3D printed copper embedded carbon electrochemical sensors for the determination of total sugars to diagnose intestinal malabsorption

Malabsorption arises when the digestion or absorption of key nutrients, such as sugars, is impaired. While this condition can affect younger children and individuals with bowel disorders, it is particularly prevalent in the elderly. Early diagnosis of sugar malabsorption is critical for effective management; however, the widely used faecal Benedict’s reagent test frequently produces false positives and lacks sensitivity, underscoring the need for a more robust assay for total faecal sugar detection. We developed a dual-extruded (DE) 3D-printed electrode, composed of copper polylactic acid (Cu/PLA) and carbon black polylactic acid (CB/PLA) in a helix design.

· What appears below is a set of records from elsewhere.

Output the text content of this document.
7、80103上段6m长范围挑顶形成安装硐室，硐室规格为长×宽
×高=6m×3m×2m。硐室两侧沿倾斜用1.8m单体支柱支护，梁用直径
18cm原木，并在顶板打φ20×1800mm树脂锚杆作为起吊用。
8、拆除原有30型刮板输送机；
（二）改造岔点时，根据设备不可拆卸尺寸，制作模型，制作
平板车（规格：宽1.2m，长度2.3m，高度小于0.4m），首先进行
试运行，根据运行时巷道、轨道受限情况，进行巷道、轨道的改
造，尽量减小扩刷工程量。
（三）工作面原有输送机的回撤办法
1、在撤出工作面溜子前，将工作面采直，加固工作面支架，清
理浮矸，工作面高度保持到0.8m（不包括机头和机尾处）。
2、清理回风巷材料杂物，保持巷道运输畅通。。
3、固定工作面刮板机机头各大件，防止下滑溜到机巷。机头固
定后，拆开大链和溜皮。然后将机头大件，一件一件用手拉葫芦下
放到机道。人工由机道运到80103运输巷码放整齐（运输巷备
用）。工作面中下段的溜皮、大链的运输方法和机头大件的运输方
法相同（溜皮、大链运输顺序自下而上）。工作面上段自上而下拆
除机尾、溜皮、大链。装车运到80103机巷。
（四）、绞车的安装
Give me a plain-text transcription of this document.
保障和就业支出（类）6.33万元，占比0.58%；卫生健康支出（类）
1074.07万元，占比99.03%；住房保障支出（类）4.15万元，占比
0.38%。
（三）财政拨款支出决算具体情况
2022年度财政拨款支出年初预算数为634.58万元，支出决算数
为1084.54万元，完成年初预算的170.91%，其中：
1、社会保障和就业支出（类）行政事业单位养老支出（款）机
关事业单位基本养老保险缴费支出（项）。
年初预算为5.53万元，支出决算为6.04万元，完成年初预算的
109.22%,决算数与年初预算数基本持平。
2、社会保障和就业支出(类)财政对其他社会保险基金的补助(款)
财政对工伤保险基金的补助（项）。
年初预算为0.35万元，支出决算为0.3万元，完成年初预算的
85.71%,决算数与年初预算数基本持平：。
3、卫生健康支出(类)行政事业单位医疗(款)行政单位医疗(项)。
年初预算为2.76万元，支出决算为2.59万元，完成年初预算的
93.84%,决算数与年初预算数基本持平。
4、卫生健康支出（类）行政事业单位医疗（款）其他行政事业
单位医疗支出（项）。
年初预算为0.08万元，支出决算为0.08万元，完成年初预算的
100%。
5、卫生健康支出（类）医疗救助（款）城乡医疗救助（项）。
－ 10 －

The DE electrode demonstrated superior stability compared to copper film-deposited CB/PLA electrodes and exhibited excellent batch-to-batch reproducibility. The DE electrode could detect both monosaccharides and disaccharides, with enhanced sensitivity toward monosaccharides. Crucially, the DE electrode identified subtle variations in total sugar levels arising from changes in concentration and composition, which Benedict’s reagent failed to detect. The DE electrode showed high selectivity for sugars over common faecal interferences and proved more effective than Benedict’s reagent in quantifying total sugars within faecal pellet samples. Notably, it detected an age-related increase in faecal sugar levels, a key diagnostic marker of malabsorption. Overall, the DE electrode represents a simple, reliable, and robust electrochemical sensor for stool analysis. By enabling sensitive and accurate measurement of total faecal sugars, it offers significant translational potential as a diagnostic screening tool for malabsorption, advancing clinical practice.